Ein düsterer Held, finstere Dämonen und viel brachiale Action – Wir haben Deck 13s neues Action-Rollenspiel Lords of the Fallen unter die Lupe genommen.

Viel wurde im Vorfeld geredet, Lords of the Fallen, welches in Zusammenarbeit zwischen dem deutschen Studio Deck 13 und den polnischen Entwicklern von Ci Games entstanden ist, wäre ein Spiel, das in die Fußstapfen der ultraschweren Dark Souls-Serie treten würde. Lords of the Fallen und Dark Souls haben in der Tat viel gemeinsam und doch kann man sagen, dass Deck 13s RPG auch auf eigenen Füßen steht.

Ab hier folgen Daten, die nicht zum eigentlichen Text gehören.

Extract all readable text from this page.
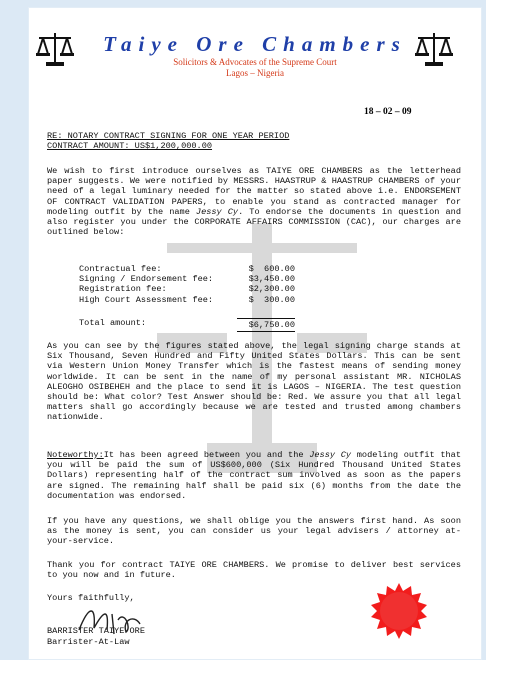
Taiye Ore Chambers
Solicitors & Advocates of the Supreme Court
Lagos – Nigeria
18 – 02 – 09
RE: NOTARY CONTRACT SIGNING FOR ONE YEAR PERIOD
CONTRACT AMOUNT: US$1,200,000.00
We wish to first introduce ourselves as TAIYE ORE CHAMBERS as the letterhead paper suggests. We were notified by MESSRS. HAASTRUP & HAASTRUP CHAMBERS of your need of a legal luminary needed for the matter so stated above i.e. ENDORSEMENT OF CONTRACT VALIDATION PAPERS, to enable you stand as contracted manager for modeling outfit by the name Jessy Cy. To endorse the documents in question and also register you under the CORPORATE AFFAIRS COMMISSION (CAC), our charges are outlined below:
Contractual fee:	$  600.00
Signing / Endorsement fee:	$3,450.00
Registration fee:	$2,300.00
High Court Assessment fee:	$  300.00
Total amount:	$6,750.00
As you can see by the figures stated above, the legal signing charge stands at Six Thousand, Seven Hundred and Fifty United States Dollars. This can be sent via Western Union Money Transfer which is the fastest means of sending money worldwide. It can be sent in the name of my personal assistant MR. NICHOLAS ALEOGHO OSIBEHEH and the place to send it is LAGOS – NIGERIA. The test question should be: What color? Test Answer should be: Red. We assure you that all legal matters shall go accordingly because we are tested and trusted among chambers nationwide.
Noteworthy:It has been agreed between you and the Jessy Cy modeling outfit that you will be paid the sum of US$600,000 (Six Hundred Thousand United States Dollars) representing half of the contract sum involved as soon as the papers are signed. The remaining half shall be paid six (6) months from the date the documentation was endorsed.
If you have any questions, we shall oblige you the answers first hand. As soon as the money is sent, you can consider us your legal advisers / attorney at-your-service.
Thank you for contract TAIYE ORE CHAMBERS. We promise to deliver best services to you now and in future.
Yours faithfully,
BARRISTER TAIYE ORE
Barrister-At-Law
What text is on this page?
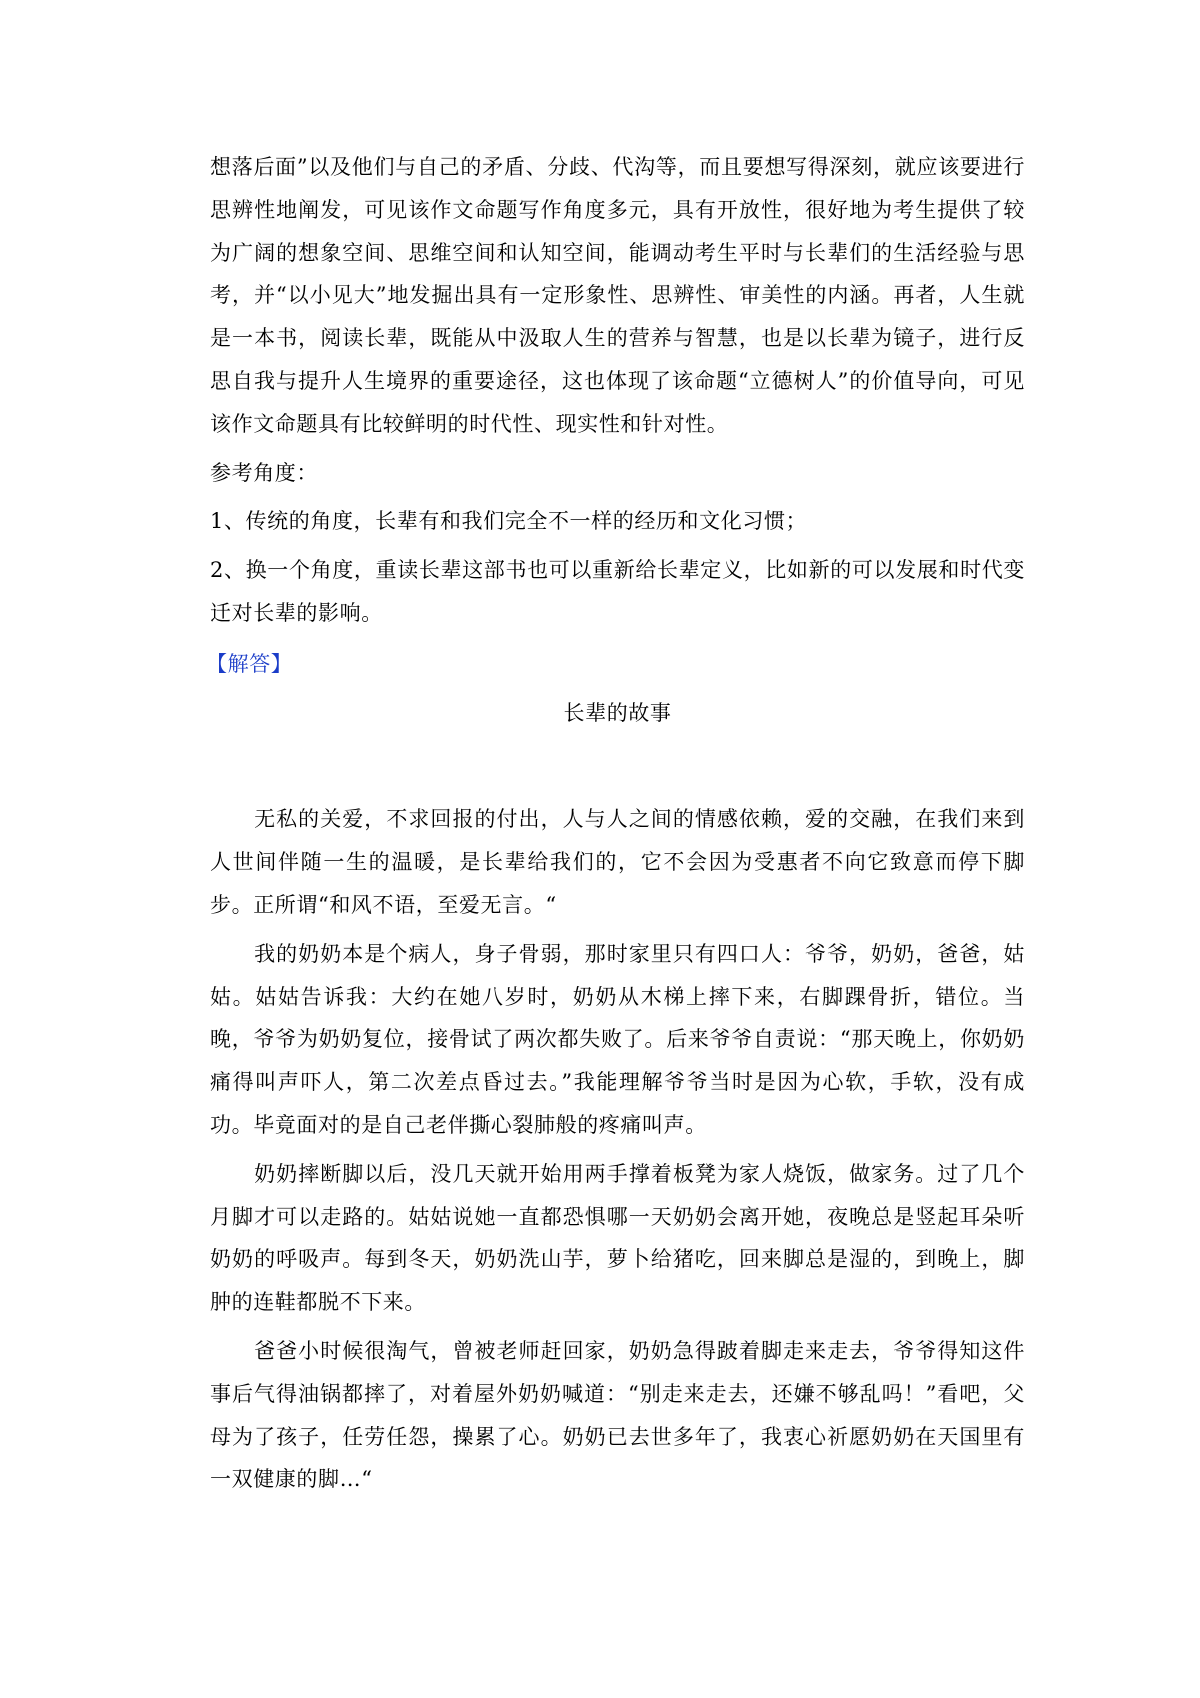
想落后面”以及他们与自己的矛盾、分歧、代沟等，而且要想写得深刻，就应该要进行思辨性地阐发，可见该作文命题写作角度多元，具有开放性，很好地为考生提供了较为广阔的想象空间、思维空间和认知空间，能调动考生平时与长辈们的生活经验与思考，并“以小见大”地发掘出具有一定形象性、思辨性、审美性的内涵。再者，人生就是一本书，阅读长辈，既能从中汲取人生的营养与智慧，也是以长辈为镜子，进行反思自我与提升人生境界的重要途径，这也体现了该命题“立德树人”的价值导向，可见该作文命题具有比较鲜明的时代性、现实性和针对性。

参考角度：

1、传统的角度，长辈有和我们完全不一样的经历和文化习惯；

2、换一个角度，重读长辈这部书也可以重新给长辈定义，比如新的可以发展和时代变迁对长辈的影响。

【解答】

长辈的故事

无私的关爱，不求回报的付出，人与人之间的情感依赖，爱的交融，在我们来到人世间伴随一生的温暖，是长辈给我们的，它不会因为受惠者不向它致意而停下脚步。正所谓“和风不语，至爱无言。“

我的奶奶本是个病人，身子骨弱，那时家里只有四口人：爷爷，奶奶，爸爸，姑姑。姑姑告诉我：大约在她八岁时，奶奶从木梯上摔下来，右脚踝骨折，错位。当晚，爷爷为奶奶复位，接骨试了两次都失败了。后来爷爷自责说：“那天晚上，你奶奶痛得叫声吓人，第二次差点昏过去。”我能理解爷爷当时是因为心软，手软，没有成功。毕竟面对的是自己老伴撕心裂肺般的疼痛叫声。

奶奶摔断脚以后，没几天就开始用两手撑着板凳为家人烧饭，做家务。过了几个月脚才可以走路的。姑姑说她一直都恐惧哪一天奶奶会离开她，夜晚总是竖起耳朵听奶奶的呼吸声。每到冬天，奶奶洗山芋，萝卜给猪吃，回来脚总是湿的，到晚上，脚肿的连鞋都脱不下来。

爸爸小时候很淘气，曾被老师赶回家，奶奶急得跛着脚走来走去，爷爷得知这件事后气得油锅都摔了，对着屋外奶奶喊道：“别走来走去，还嫌不够乱吗！”看吧，父母为了孩子，任劳任怨，操累了心。奶奶已去世多年了，我衷心祈愿奶奶在天国里有一双健康的脚…“
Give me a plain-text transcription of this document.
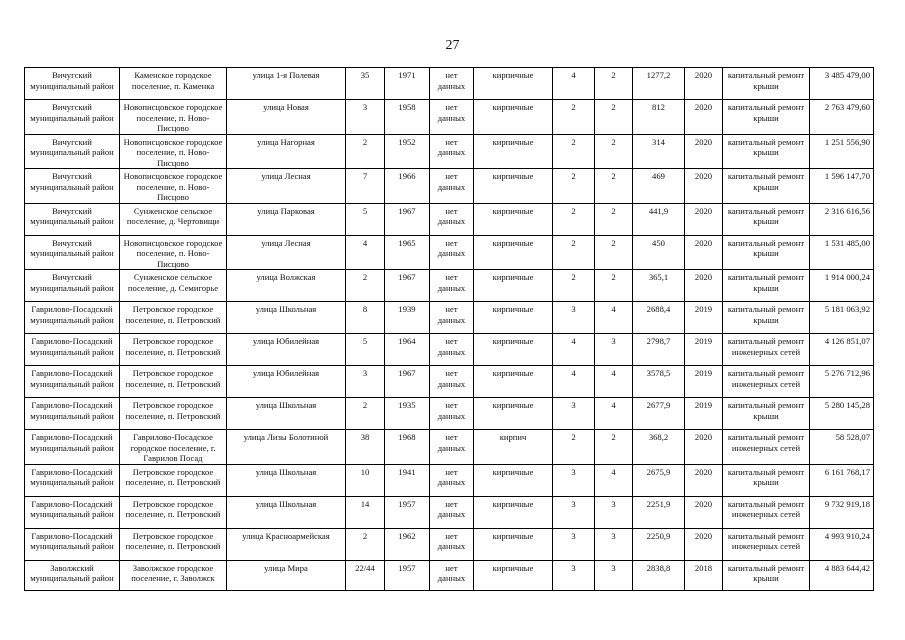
27
Вичугский муниципальный район	Каменское городское поселение, п. Каменка	улица 1-я Полевая	35	1971	нет данных	кирпичные	4	2	1277,2	2020	капитальный ремонт крыши	3 485 479,00
Вичугский муниципальный район	Новописцовское городское поселение, п. Ново-Писцово	улица Новая	3	1958	нет данных	кирпичные	2	2	812	2020	капитальный ремонт крыши	2 763 479,60
Вичугский муниципальный район	Новописцовское городское поселение, п. Ново-Писцово	улица Нагорная	2	1952	нет данных	кирпичные	2	2	314	2020	капитальный ремонт крыши	1 251 556,90
Вичугский муниципальный район	Новописцовское городское поселение, п. Ново-Писцово	улица Лесная	7	1966	нет данных	кирпичные	2	2	469	2020	капитальный ремонт крыши	1 596 147,70
Вичугский муниципальный район	Сунженское сельское поселение, д. Чертовищи	улица Парковая	5	1967	нет данных	кирпичные	2	2	441,9	2020	капитальный ремонт крыши	2 316 616,56
Вичугский муниципальный район	Новописцовское городское поселение, п. Ново-Писцово	улица Лесная	4	1965	нет данных	кирпичные	2	2	450	2020	капитальный ремонт крыши	1 531 485,00
Вичугский муниципальный район	Сунженское сельское поселение, д. Семигорье	улица Волжская	2	1967	нет данных	кирпичные	2	2	365,1	2020	капитальный ремонт крыши	1 914 000,24
Гаврилово-Посадский муниципальный район	Петровское городское поселение, п. Петровский	улица Школьная	8	1939	нет данных	кирпичные	3	4	2688,4	2019	капитальный ремонт крыши	5 181 063,92
Гаврилово-Посадский муниципальный район	Петровское городское поселение, п. Петровский	улица Юбилейная	5	1964	нет данных	кирпичные	4	3	2798,7	2019	капитальный ремонт инженерных сетей	4 126 851,07
Гаврилово-Посадский муниципальный район	Петровское городское поселение, п. Петровский	улица Юбилейная	3	1967	нет данных	кирпичные	4	4	3578,5	2019	капитальный ремонт инженерных сетей	5 276 712,96
Гаврилово-Посадский муниципальный район	Петровское городское поселение, п. Петровский	улица Школьная	2	1935	нет данных	кирпичные	3	4	2677,9	2019	капитальный ремонт крыши	5 280 145,28
Гаврилово-Посадский муниципальный район	Гаврилово-Посадское городское поселение, г. Гаврилов Посад	улица Лизы Болотиной	38	1968	нет данных	кирпич	2	2	368,2	2020	капитальный ремонт инженерных сетей	58 528,07
Гаврилово-Посадский муниципальный район	Петровское городское поселение, п. Петровский	улица Школьная	10	1941	нет данных	кирпичные	3	4	2675,9	2020	капитальный ремонт крыши	6 161 768,17
Гаврилово-Посадский муниципальный район	Петровское городское поселение, п. Петровский	улица Школьная	14	1957	нет данных	кирпичные	3	3	2251,9	2020	капитальный ремонт инженерных сетей	9 732 919,18
Гаврилово-Посадский муниципальный район	Петровское городское поселение, п. Петровский	улица Красноармейская	2	1962	нет данных	кирпичные	3	3	2250,9	2020	капитальный ремонт инженерных сетей	4 993 910,24
Заволжский муниципальный район	Заволжское городское поселение, г. Заволжск	улица Мира	22/44	1957	нет данных	кирпичные	3	3	2838,8	2018	капитальный ремонт крыши	4 883 644,42
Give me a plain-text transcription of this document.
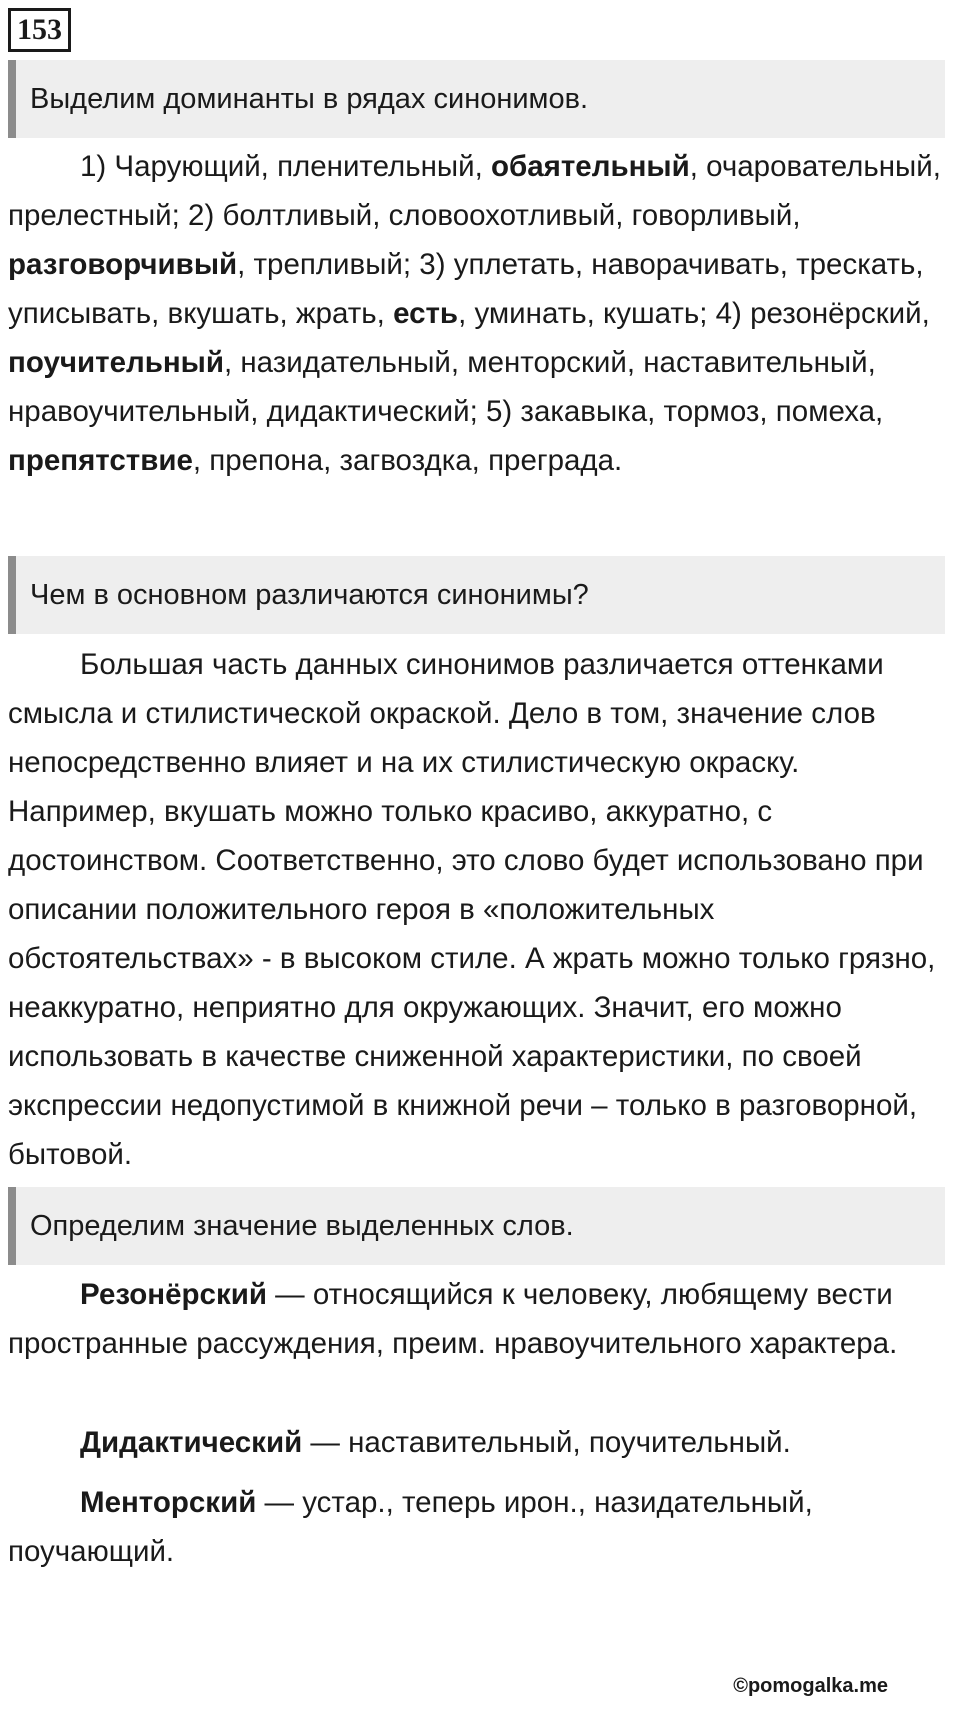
153
Выделим доминанты в рядах синонимов.

1) Чарующий, пленительный, обаятельный, очаровательный, прелестный; 2) болтливый, словоохотливый, говорливый, разговорчивый, трепливый; 3) уплетать, наворачивать, трескать, уписывать, вкушать, жрать, есть, уминать, кушать; 4) резонёрский, поучительный, назидательный, менторский, наставительный, нравоучительный, дидактический; 5) закавыка, тормоз, помеха, препятствие, препона, загвоздка, преграда.

Чем в основном различаются синонимы?

Большая часть данных синонимов различается оттенками смысла и стилистической окраской. Дело в том, значение слов непосредственно влияет и на их стилистическую окраску. Например, вкушать можно только красиво, аккуратно, с достоинством. Соответственно, это слово будет использовано при описании положительного героя в «положительных обстоятельствах» - в высоком стиле. А жрать можно только грязно, неаккуратно, неприятно для окружающих. Значит, его можно использовать в качестве сниженной характеристики, по своей экспрессии недопустимой в книжной речи – только в разговорной, бытовой.

Определим значение выделенных слов.

Резонёрский — относящийся к человеку, любящему вести пространные рассуждения, преим. нравоучительного характера.

Дидактический — наставительный, поучительный.

Менторский — устар., теперь ирон., назидательный, поучающий.

©pomogalka.me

lords of the fallen screenshot 2Harkyn ist kein Held, wie man ihn sich normalerweise vorstellt. Der verurteilte Verbrecher ist raubeinig und gnadenlos. Der ideale Kandidat, um es mit den Heerscharen finsterer Götter und Dämonen aufzunehmen, welche die düstere Fantasywelt bedrohen. Richtig geraten, ihr schlüpft in die Rolle von Harkyn und macht euch gemeinsam mit eurem Mentor Kaslo auf, um zur Dämonendimension Rhogar aufzubrechen, wo die Wurzel allen Übels zerstört werden muss. Die Hintergrundgeschichte und auch der Held bleiben im Verlauf des Spiels allerdings ein bisschen blass. Wer auf großartige Erklärungen der Hintergründe für Harkyns Verbrechen oder interessante Wendungen in der Story wartet, der dürfte etwas enttäuscht werden. Allerdings zeigt dies auch deutlich, worauf der Fokus des Spiels wirklich liegt: Auf den Herausforderungen und spannenden Kämpfen gegen teils gigantische Bossgegner.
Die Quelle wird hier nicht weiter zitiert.